In several steps, Hellinger has the representatives clarify these emotions and relationships as they concern the client. He leads the process to a resolution in the form of the final constellation in which the representatives feel ‘right’.

This ‘feeling right’ response of the representatives is the relevant criterion for the resolution.

It does not demonstrate what is right but rather only what was actually experienced by the representatives who knew nothing of the people for whom they stand except for some basic information provided by the client.

There is no moral stance taken.

Finally the client takes the place of his or her representative and internalizes this ‘right feeling’ order.
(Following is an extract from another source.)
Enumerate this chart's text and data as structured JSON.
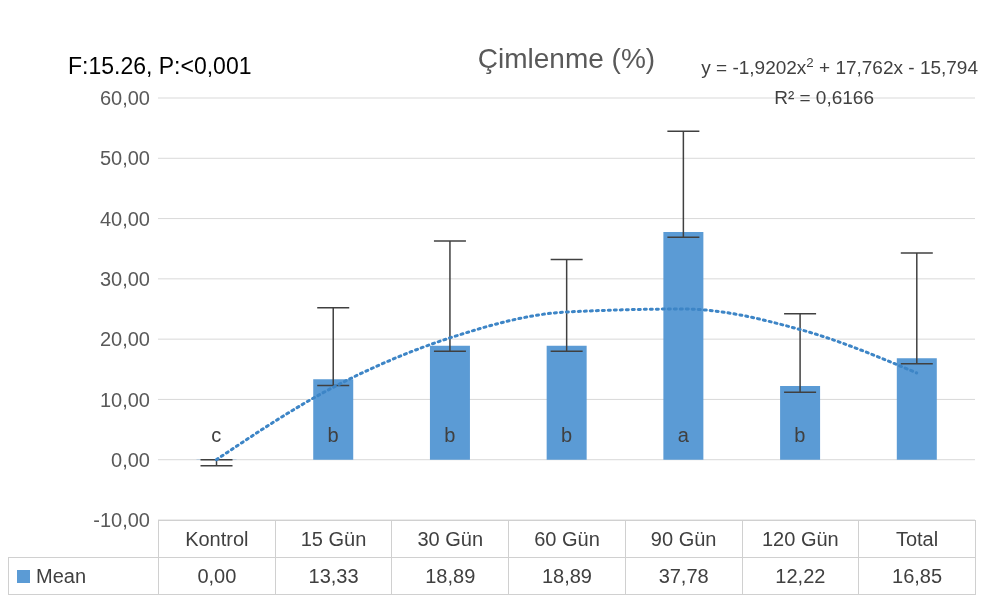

Faces grow peaceful, tense bodies relax and tears fall and breath flows easily when Hellinger leads people through what can only be described as the healing ritual of their family constellation.

By Bubula Lardi

Bubula Lardi, born in 1941, is a practising Family Constellation facilitator and psychotherapist.
She has a long experience of working and caring for people as a graduate nurse, midwife, family counsellor and community educator.

For more than twenty-five years she has used a wide range of therapeutic and meditative modalities including Gestalt, Voice Dialogue and hypnosis.

In 1998 she was influenced by the work and teachings of Bert Hellinger in Family Constellations or Family Systems therapy.

Since that time, she has trained in this profound phenomenological work from a number of Europe’s leading practitioners including the originator of constellation work, Bert Hellinger.

Bubula Lardi honours her many teachers during her lifetime but acknowledges that her deepest gratitude is towards her parents and her ancestors.

She leads workshops in Byron Bay (where she lives with her husband,) Sydney, Tilba Tilba (on the NSW south coast) and New Zealand.